= The Secret of the League =

1907 novel by Ernest Bramah

What Might Have Been is a 1907 British dystopian novel by Ernest Bramah (published in USA as The Secret of the League, 1909), which describes a successful overthrow of a democratically elected British Labour Party government by members of the upper classes, and depicts such an overthrow as being a positive and desirable outcome.

George Orwell credited the book with having given a considerably accurate prediction of the rise of Fascism, and also with reflecting "the mentality of the middle classes" and the brutal measures which members of these classes might condone should they feel threatened with a revolution — "even such a decent and kindly writer as Ernest Bramah", in Orwell's words.

==Background behind the book==
The book was written after the 1906 United Kingdom general election, in which the Labour Party, formed just seven years before, gained 29 parliamentary seats — a great increase from the two seats it had before — and for the first time became a serious factor of British politics. The idea of Labour gaining a majority, though still apparently unlikely, was no longer impossible — a prospect which some Britons, evidently including Bramah, considered alarming, especially since the period after the elections featured intensive labour disputes and militant strikes.

==Plot summary==
In the fictional British history depicted in the book, the Labour Party wins an overwhelming majority in general elections and forms a government. They do not institute a completely socialist economy, but increase wages frequently, tax the upper classes greatly and create a large government bureaucracy. In foreign policy, the Labour Government is conciliatory towards other powers and curtails military spending.

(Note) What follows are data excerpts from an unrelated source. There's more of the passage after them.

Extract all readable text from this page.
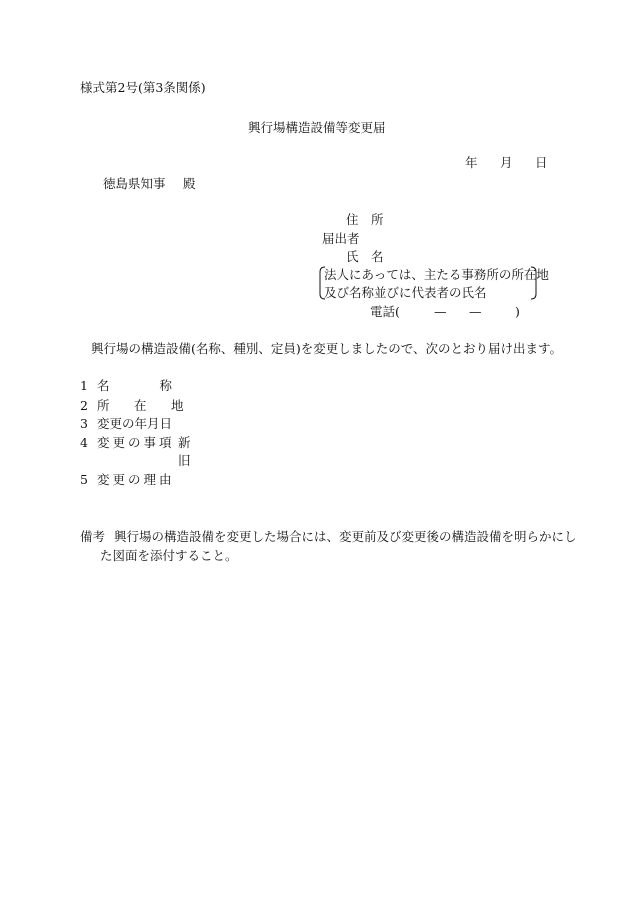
様式第2号(第3条関係)
興行場構造設備等変更届
年 月 日
徳島県知事 殿
住　所
届出者
氏　名
法人にあっては、主たる事務所の所在地
及び名称並びに代表者の氏名
電話(	— —	)
興行場の構造設備(名称、種別、定員)を変更しましたので、次のとおり届け出ます。
1 名　　　　称
2 所　在　地
3 変更の年月日
4 変更の事項 新
旧
5 変更の理由
備考 興行場の構造設備を変更した場合には、変更前及び変更後の構造設備を明らかにし
た図面を添付すること。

A powerful upper-class cabal (the "League" of the title), whose members feel that "the country is going to the dogs", makes careful secret preparations for overthrowing the government. Over two years, they secretly hoard large quantities of fuel oil and convert coal-burning plants to oil-burning. Then, they suddenly announce a consumer strike against the coal industry — at the time, a central part of the British economy — and cause large-scale unemployment and distress among coal miners and secondary industries dependent on coal. This culminates in civil war, during which the upper-class conspirators gain foreign help and are victorious.

Once in power, they forcibly dismantle the trade unions and institute a "strong" non-parliamentary regime resembling in many ways the Fascist regimes formed decades after the book's publication. As mentioned, the members of the League are the heroes of the story and their acts are described as positive and worthy.

The policies which Bramah attributed to his fictional Labour government proved a good prediction of those actually enacted by the Labour government of Clement Attlee, which gained power as a result of the 1945 United Kingdom general election. Bramah's fictional scenario significantly resembles how the Socialist government of President Salvador Allende in Chile (1970–1973) was "destabilised" and eventually overthrown with the help of the United States of America.